Noted This Week

January 11–17

The FDA approved cabozantinib (Cabometyx; Exelixis) for patients with hepatocellular carcinoma who have previously received sorafenib (Nexavar; Bayer/Onyx). Approval was based on the phase III CELESTIAL trial, in which patients treated with the drug had a median overall survival (OS) of 10.2 months and a median progression-free survival of 5.2 months, compared with 8 months and 1.9 months, respectively, in patients who received a placebo. A tyrosine kinase inhibitor, cabozantinib was previously approved for certain forms of renal cell carcinoma.

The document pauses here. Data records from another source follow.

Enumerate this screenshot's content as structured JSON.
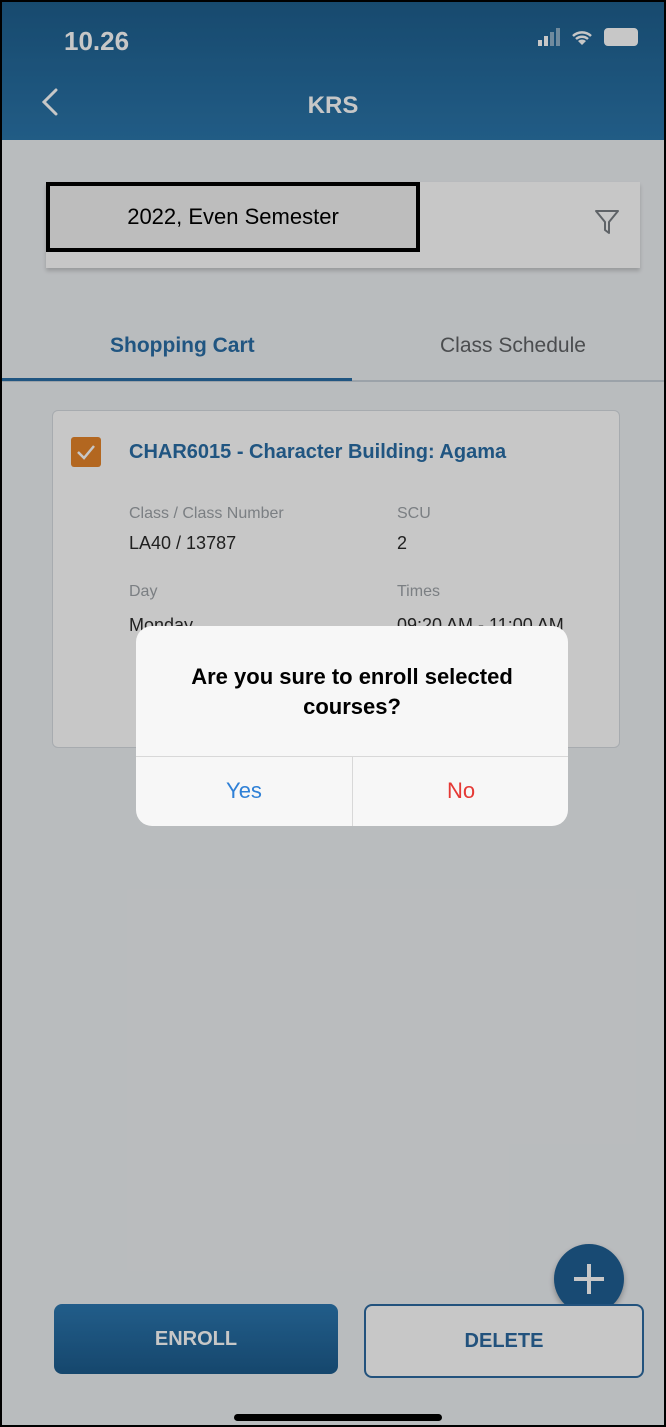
{
  "status_bar": {
    "time": "10.26"
  },
  "header": {
    "title": "KRS"
  },
  "semester": {
    "value": "2022, Even Semester"
  },
  "tabs": [
    {
      "label": "Shopping Cart",
      "active": true
    },
    {
      "label": "Class Schedule",
      "active": false
    }
  ],
  "course": {
    "title": "CHAR6015 - Character Building: Agama",
    "class_label": "Class / Class Number",
    "class_value": "LA40 / 13787",
    "scu_label": "SCU",
    "scu_value": "2",
    "day_label": "Day",
    "day_value": "Monday",
    "times_label": "Times",
    "times_value": "09:20 AM - 11:00 AM"
  },
  "actions": {
    "enroll": "ENROLL",
    "delete": "DELETE"
  },
  "dialog": {
    "message": "Are you sure to enroll selected courses?",
    "yes": "Yes",
    "no": "No"
  },
  "colors": {
    "header": "#2b76ab",
    "accent": "#2a6ea6",
    "checkbox": "#e6842a",
    "no": "#e53935",
    "yes": "#2f80d6"
  },
  "icons": [
    "back-chevron-icon",
    "filter-icon",
    "checkbox-checked-icon",
    "plus-icon"
  ]
}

The U.S. House of Representatives Committee on Oversight and Reform announced it will investigate the drug-pricing methods of pharmaceutical companies. The committee requested information from 12 companies about 18 drugs, including Celgene’s immunomodulatory agent lenalidomide (Revlimid), AbbVie/Johnson & Johnson’s Bruton tyrosine kinase inhibitor ibrutinib (Imbruvica), and Novartis’s tyrosine kinase inhibitor imatinib (Gleevec).

Eli Lilly reported that the monoclonal antibody olaratumab (Lartruvo) may not be effective in advanced or metastatic soft-tissue sarcoma. In the phase III ANNOUNCE trial, the drug plus doxorubicin did not extend OS compared with doxorubicin alone, nor did it provide a survival benefit in the leiomyosarcoma subgroup. The FDA previously granted olaratumab an accelerated approval based on results of a phase II trial.

Patients with comorbidities are less likely to participate in clinical trials, according to findings in JAMA Oncology. Researchers analyzed survey data from 5,499 patients with cancer and found that 37.2% of those with comorbid conditions discussed clinical trials with their clinicians, 15.7% were offered slots in trials, and 7.8% participated in trials, compared with 44.1%, 21.7%, and 11.3% of those without multiple health problems. Removing the comorbidity restrictions that are currently recommended by the American Society of Clinical Oncology would result in up to 6,317 additional patients being enrolled in trials each year.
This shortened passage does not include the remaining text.